Die Ministerin streichelt Kühe und Schweine, macht eine kurze Aufnahme für den Social-Media-Channel. Die Sonne scheint, das Fell der rotbunten Kälber glänzt, die Schweine beschnuppern neugierig die Besucher aus der Stadt, der Hahn kräht und eine Katze beäugt die Turnschuhe vor der Bank, die die Ministerin gegen Gummistiefel getauscht hat.
«Ein wenig wie Bullerbü», sagt einer aus der mitgereisten Delegation. Für dieses Idyll muss die Biobäuerin sehr hart arbeiten und die Zukunft des Hofes scheint ungewiss. Sie hat sich dem biologischen Ansatz verschrieben. Die Schweinehaltung lohnt sich eigentlich überhaupt nicht, wenn man die Arbeitskosten zugrunde legt. Und auch 60 Cent Milchpreis pro Liter reichen bei Weitem nicht für diese Art der Produktion.
«Die Kälber bleiben von Tag eins bei der Mutter und werden dann langsam entwöhnt», sagt die aus Schleswig-Holstein stammende Bäuerin, die nicht nur die Kühe ganz alleine melkt. Und wenn geschlachtet wird, dann werden nicht nur Schnitzel angeboten, sondern das ganze Tier wird verwertet. Auch eine eigene Käserei hat der Siebengiebelhof, doch seit Anfang des Jahres werden dafür nur 10 Prozent der Milch aufgewendet, 90 Prozent gehen an die Molkerei. Die Einnahmen reichen hinten und vorne nicht. «Wir werden so nicht ein Jahr weiter machen können», sagt Spindler der Ministerin, und die junge Landwirtin wirkt dabei ratlos.
Dabei sitzen an dieser Stelle die ökologischen und konventionellen Landwirtschaftsbetriebe aus Sicht Lemkes in einem Boot. Die Marktpreise würden so nicht funktionieren. In Deutschland und Europa werde auch aufgrund der strengeren Anforderungen an Lebensmittelqualität und Tierhaltung nicht zu Weltmarktpreisen produziert. «Dafür werden aber im Moment keine einkömmlichen Preise für die Landwirte erwirtschaftet.»

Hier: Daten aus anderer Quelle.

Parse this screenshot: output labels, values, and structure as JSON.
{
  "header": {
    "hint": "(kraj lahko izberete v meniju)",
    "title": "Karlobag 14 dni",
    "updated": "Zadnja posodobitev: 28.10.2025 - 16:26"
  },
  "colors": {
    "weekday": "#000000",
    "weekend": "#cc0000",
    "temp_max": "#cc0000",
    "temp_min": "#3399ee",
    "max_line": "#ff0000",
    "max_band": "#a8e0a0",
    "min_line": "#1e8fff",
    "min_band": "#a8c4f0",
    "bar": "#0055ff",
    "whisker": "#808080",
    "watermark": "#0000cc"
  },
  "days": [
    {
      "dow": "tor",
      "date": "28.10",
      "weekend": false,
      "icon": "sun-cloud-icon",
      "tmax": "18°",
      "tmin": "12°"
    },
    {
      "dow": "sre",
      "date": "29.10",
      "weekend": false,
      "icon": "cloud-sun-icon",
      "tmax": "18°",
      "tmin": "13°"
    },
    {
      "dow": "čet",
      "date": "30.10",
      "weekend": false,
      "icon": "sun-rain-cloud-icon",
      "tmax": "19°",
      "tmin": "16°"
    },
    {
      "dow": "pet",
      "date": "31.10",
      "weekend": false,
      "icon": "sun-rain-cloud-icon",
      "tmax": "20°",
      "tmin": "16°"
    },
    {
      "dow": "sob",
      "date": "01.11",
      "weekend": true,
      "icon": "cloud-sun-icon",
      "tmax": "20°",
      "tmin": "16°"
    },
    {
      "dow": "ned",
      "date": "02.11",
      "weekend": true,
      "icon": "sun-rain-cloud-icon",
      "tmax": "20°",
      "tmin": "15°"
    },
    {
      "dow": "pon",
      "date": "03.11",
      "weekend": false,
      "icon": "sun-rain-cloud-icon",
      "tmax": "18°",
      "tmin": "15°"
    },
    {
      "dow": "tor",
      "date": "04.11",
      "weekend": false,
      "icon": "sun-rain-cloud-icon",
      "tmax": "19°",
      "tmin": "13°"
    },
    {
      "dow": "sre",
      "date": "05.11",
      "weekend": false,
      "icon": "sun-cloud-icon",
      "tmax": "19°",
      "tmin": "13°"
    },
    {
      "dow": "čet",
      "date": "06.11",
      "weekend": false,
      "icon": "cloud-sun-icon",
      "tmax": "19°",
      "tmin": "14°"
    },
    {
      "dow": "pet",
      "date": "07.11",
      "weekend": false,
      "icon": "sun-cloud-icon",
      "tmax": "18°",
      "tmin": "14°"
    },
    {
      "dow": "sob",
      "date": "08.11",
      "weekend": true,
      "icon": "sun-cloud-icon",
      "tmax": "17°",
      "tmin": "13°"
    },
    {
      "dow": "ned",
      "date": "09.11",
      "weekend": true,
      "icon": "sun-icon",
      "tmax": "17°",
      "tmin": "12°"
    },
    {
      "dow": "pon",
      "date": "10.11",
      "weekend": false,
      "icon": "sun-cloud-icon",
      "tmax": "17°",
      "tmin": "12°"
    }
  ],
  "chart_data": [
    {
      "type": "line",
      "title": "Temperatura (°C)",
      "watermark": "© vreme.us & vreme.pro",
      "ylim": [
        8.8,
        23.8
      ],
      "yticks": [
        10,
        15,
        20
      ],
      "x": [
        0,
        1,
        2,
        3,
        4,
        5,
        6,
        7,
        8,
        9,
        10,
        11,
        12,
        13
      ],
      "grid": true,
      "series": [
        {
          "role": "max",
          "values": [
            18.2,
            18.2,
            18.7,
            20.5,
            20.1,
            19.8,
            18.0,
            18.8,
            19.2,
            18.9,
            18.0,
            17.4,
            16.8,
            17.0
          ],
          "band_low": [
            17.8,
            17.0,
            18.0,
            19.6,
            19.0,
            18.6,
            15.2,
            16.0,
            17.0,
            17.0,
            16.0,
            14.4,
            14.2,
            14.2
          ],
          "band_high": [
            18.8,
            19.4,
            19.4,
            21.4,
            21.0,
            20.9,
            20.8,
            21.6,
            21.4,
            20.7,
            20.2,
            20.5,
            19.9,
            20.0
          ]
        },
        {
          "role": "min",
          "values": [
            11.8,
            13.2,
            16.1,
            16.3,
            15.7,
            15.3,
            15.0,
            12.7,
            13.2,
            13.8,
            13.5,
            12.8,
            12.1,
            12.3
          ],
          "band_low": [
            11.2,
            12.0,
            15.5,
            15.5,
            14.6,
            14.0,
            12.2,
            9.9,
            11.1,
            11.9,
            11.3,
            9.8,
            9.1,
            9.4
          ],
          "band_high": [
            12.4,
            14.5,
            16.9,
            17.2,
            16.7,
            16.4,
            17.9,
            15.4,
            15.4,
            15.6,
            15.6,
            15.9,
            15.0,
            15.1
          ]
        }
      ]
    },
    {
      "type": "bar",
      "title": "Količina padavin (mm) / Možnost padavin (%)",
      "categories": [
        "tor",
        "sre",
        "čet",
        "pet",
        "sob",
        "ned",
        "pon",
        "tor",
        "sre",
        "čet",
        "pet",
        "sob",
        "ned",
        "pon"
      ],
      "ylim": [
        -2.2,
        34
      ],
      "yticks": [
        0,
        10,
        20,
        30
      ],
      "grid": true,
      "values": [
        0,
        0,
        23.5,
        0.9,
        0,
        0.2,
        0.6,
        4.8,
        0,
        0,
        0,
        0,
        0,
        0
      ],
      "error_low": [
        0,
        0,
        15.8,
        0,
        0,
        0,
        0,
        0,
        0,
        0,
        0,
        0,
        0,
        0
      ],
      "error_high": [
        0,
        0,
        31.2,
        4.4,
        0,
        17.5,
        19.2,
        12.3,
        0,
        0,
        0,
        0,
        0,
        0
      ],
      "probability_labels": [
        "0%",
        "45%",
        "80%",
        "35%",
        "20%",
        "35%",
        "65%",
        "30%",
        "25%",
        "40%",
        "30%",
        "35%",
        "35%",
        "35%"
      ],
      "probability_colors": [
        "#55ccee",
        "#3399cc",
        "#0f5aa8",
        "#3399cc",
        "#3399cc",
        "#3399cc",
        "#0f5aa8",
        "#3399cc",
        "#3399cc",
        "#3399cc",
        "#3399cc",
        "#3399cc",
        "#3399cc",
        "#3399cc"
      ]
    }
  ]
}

Die heutige Landwirtschaft und das internationale Preisgefüge lassen sich kaum mehr mit der aus früheren Zeiten vergleichen. Aber viele Bauern, die die Zeit miterlebt haben, erinnern sich an die Wertschätzung, die die Gesellschaft einst den Landwirten entgegenbrachte. Bauer Dieckmann gab der Ministerin deshalb ganz zum Schluss noch vier beschriebene Seiten mit, die sie vielleicht auf der Rückfahrt nach Berlin lesen könne. Geschrieben hat sie Dieckmanns 88-jähriger Vater. Auch er war Bauer, wie Dieckmanns Großvater und auch Urgroßvater.